Thom_McGrath · September 9, 2019, 9:35pm

I’ve run into a curious problem. I need to generate a UCS-2 encoded file. UCS-2 is a deprecated version of UTF-16 that is strictly 2-bytes per character. This means it cannot represent every Unicode character. Xojo does not have built-in support for UCS-2, so ConvertEncoding isn’t an option.

So my goal is to remove or replace 4-byte characters before (or after) ConvertEncoding so that what is produced is valid UCS-2. That’s proving to be difficult with String. Text handles this better, but Text isn’t an option in this case because I could be dealing with megabytes of text and Text on Windows is slower than atoms at absolute zero.

Using RegEx hasn’t worked because it can’t work with multibyte strings. Looping over each character with Mid reads the 4-byte characters as 2 2-byte characters.

Anybody have any fast ideas?

Kem_Tekinay · September 9, 2019, 9:45pm

Don’t know where you got the idea that RegEx can’t work with multi-byte string. The trick is to do the conversion in UTF-8, then convert to UTF-16.

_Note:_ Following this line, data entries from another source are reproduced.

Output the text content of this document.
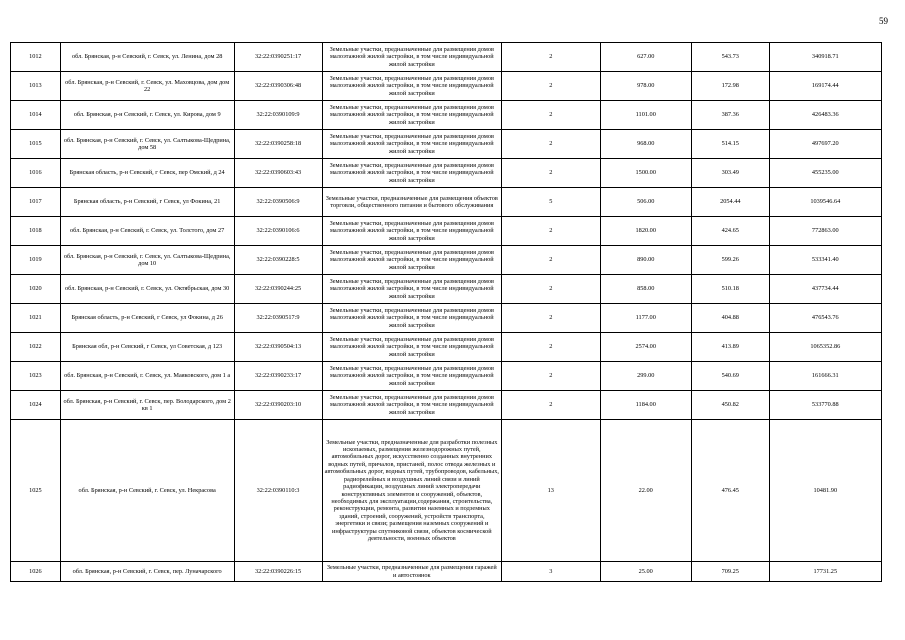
59
1012	обл. Брянская, р-н Севский, г. Севск, ул. Ленина, дом 28	32:22:0390251:17	Земельные участки, предназначенные для размещения домов малоэтажной жилой застройки, в том числе индивидуальной жилой застройки	2	627.00	543.73	340918.71
1013	обл. Брянская, р-н Севский, г. Севск, ул. Маховцова, дом дом 22	32:22:0390306:48	Земельные участки, предназначенные для размещения домов малоэтажной жилой застройки, в том числе индивидуальной жилой застройки	2	978.00	172.98	169174.44
1014	обл. Брянская, р-н Севский, г. Севск, ул. Кирова, дом 9	32:22:0390109:9	Земельные участки, предназначенные для размещения домов малоэтажной жилой застройки, в том числе индивидуальной жилой застройки	2	1101.00	387.36	426483.36
1015	обл. Брянская, р-н Севский, г. Севск, ул. Салтыкова-Щедрина, дом 58	32:22:0390258:18	Земельные участки, предназначенные для размещения домов малоэтажной жилой застройки, в том числе индивидуальной жилой застройки	2	968.00	514.15	497697.20
1016	Брянская область, р-н Севский, г Севск, пер Омский, д 24	32:22:0390603:43	Земельные участки, предназначенные для размещения домов малоэтажной жилой застройки, в том числе индивидуальной жилой застройки	2	1500.00	303.49	455235.00
1017	Брянская область, р-н Севский, г Севск, ул Фокина, 21	32:22:0390506:9	Земельные участки, предназначенные для размещения объектов торговли, общественного питания и бытового обслуживания	5	506.00	2054.44	1039546.64
1018	обл. Брянская, р-н Севский, г. Севск, ул. Толстого, дом 27	32:22:0390106:6	Земельные участки, предназначенные для размещения домов малоэтажной жилой застройки, в том числе индивидуальной жилой застройки	2	1820.00	424.65	772863.00
1019	обл. Брянская, р-н Севский, г. Севск, ул. Салтыкова-Щедрина, дом 10	32:22:0390228:5	Земельные участки, предназначенные для размещения домов малоэтажной жилой застройки, в том числе индивидуальной жилой застройки	2	890.00	599.26	533341.40
1020	обл. Брянская, р-н Севский, г. Севск, ул. Октябрьская, дом 30	32:22:0390244:25	Земельные участки, предназначенные для размещения домов малоэтажной жилой застройки, в том числе индивидуальной жилой застройки	2	858.00	510.18	437734.44
1021	Брянская область, р-н Севский, г Севск, ул Фокина, д 26	32:22:0390517:9	Земельные участки, предназначенные для размещения домов малоэтажной жилой застройки, в том числе индивидуальной жилой застройки	2	1177.00	404.88	476543.76
1022	Брянская обл, р-н Севский, г Севск, ул Советская, д 123	32:22:0390504:13	Земельные участки, предназначенные для размещения домов малоэтажной жилой застройки, в том числе индивидуальной жилой застройки	2	2574.00	413.89	1065352.86
1023	обл. Брянская, р-н Севский, г. Севск, ул. Маяковского, дом 1 а	32:22:0390233:17	Земельные участки, предназначенные для размещения домов малоэтажной жилой застройки, в том числе индивидуальной жилой застройки	2	299.00	540.69	161666.31
1024	обл. Брянская, р-н Севский, г. Севск, пер. Володарского, дом 2 кв 1	32:22:0390203:10	Земельные участки, предназначенные для размещения домов малоэтажной жилой застройки, в том числе индивидуальной жилой застройки	2	1184.00	450.82	533770.88
1025	обл. Брянская, р-н Севский, г. Севск, ул. Некрасова	32:22:0390110:3	Земельные участки, предназначенные для разработки полезных ископаемых, размещения железнодорожных путей, автомобильных дорог, искусственно созданных внутренних водных путей, причалов, пристаней, полос отвода железных и автомобильных дорог, водных путей, трубопроводов, кабельных, радиорелейных и воздушных линий связи и линий радиофикации, воздушных линий электропередачи конструктивных элементов и сооружений, объектов, необходимых для эксплуатации,содержания, строительства, реконструкции, ремонта, развития наземных и подземных зданий, строений, сооружений, устройств транспорта, энергетики и связи; размещения наземных сооружений и инфраструктуры спутниковой связи, объектов космической деятельности, военных объектов	13	22.00	476.45	10481.90
1026	обл. Брянская, р-н Севский, г. Севск, пер. Луначарского	32:22:0390226:15	Земельные участки, предназначенные для размещения гаражей и автостоянок	3	25.00	709.25	17731.25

rx.SearchPattern = "[\\x{10000}-\\x{FFFFF}]"
rx.ReplacementPattern = "" // or something

Thom_McGrath · September 9, 2019, 9:46pm

[quote=453402:@Kem Tekinay]Don’t know where you got the idea that RegEx can’t work with multi-byte string. The trick is to do the conversion in UTF-8, then convert to UTF-16.

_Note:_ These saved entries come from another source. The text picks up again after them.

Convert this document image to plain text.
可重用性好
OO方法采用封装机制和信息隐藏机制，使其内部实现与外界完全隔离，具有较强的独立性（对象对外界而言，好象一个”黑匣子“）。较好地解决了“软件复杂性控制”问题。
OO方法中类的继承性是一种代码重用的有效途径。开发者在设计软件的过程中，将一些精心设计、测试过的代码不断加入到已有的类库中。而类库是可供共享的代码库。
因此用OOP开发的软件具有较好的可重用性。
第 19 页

rx.SearchPattern = "[\\x{10000}-\\x{FFFFF}]" rx.ReplacementPattern = "" // or something[/quote]
The docs say it can’t handle 2-byte characters, so I would assume it can’t do 4-byte either. Regardless, I found that expression already. Xojo doesn’t like it, gives character value in \\x{...} sequence is too large instead.

Kem_Tekinay · September 9, 2019, 9:49pm

I can’t reproduce that. This code works as intended.

dim rx as new RegEx
rx.SearchPattern = "[\\x{10000}-\\x{FFFFF}]"
rx.ReplacementPattern = ""
rx.Options.ReplaceAllMatches = true

dim s as string = "a" + Chr( &h11000 ) + "b"
s = rx.Replace( s )
MsgBox s

Thom_McGrath · September 9, 2019, 9:51pm

Try this:

[code]Dim Original As String = "Hello

Kem_Tekinay · September 9, 2019, 9:52pm

(BTW, the top value is not \x{FFFFF}, but I haven’t stopped to figure it out.)

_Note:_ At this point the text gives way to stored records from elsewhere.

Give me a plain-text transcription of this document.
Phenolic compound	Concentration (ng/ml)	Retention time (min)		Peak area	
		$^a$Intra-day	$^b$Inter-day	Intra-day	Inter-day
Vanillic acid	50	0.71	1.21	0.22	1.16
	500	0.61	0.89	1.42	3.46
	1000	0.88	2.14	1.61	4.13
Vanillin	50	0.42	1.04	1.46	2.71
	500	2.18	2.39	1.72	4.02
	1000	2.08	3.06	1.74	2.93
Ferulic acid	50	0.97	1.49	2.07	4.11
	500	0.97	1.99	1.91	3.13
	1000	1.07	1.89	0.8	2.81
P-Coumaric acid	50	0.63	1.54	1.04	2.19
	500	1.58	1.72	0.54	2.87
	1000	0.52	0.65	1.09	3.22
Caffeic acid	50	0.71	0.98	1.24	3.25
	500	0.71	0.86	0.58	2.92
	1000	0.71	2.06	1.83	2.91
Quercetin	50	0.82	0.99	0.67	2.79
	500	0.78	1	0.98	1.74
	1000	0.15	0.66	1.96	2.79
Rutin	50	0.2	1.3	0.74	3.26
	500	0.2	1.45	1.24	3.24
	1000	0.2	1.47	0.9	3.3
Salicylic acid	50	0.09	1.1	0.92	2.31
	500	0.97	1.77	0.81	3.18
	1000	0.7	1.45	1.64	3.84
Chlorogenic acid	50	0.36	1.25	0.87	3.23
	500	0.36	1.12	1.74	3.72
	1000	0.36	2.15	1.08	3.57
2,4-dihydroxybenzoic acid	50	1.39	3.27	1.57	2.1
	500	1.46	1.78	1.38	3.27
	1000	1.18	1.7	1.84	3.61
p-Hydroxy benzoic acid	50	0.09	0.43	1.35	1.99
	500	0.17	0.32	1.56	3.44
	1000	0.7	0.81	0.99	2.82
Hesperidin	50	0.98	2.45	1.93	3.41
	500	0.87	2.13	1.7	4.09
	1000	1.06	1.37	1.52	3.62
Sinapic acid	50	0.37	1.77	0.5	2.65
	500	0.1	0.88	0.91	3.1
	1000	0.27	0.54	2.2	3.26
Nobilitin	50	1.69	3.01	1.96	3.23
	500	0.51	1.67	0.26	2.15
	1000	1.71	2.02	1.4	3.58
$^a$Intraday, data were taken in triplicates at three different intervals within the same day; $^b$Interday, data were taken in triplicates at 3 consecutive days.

Thom_McGrath · September 9, 2019, 9:53pm

The forum is falling over displaying my code.

Thom_McGrath · September 9, 2019, 9:54pm

So anyway, the difference appears to be the encoding of the target string. If I call Replace on the string as UTF-8, it works. If the string is already UTF-16, I get the exception.

Kem_Tekinay · September 9, 2019, 9:56pm

The high value is \x{10FFFF}.

Thom_McGrath · September 9, 2019, 10:03pm

Yeah. Ok, so RegEx is a workable solution, as long as I do it before converting to UTF16.

Kem_Tekinay · September 9, 2019, 10:03pm

As an alternative, you could convert to UTF-16, store in a MemoryBlock, then cycle through the bytes looking for UTF-16 pairs. I’m not sure which would be faster.

Thom_McGrath · September 9, 2019, 10:06pm

Fastest would probably be Dim Converted As String = ConvertEncoding("Source", Encodings.ASCII).ConvertEncoding(Encodings.UTF16LE), add a BOM, and to hell with the special characters!

I’m only half-joking, because I guarantee users are going to get very confused when opening a UCS-2 file in Notepad. I’m certain they will try it.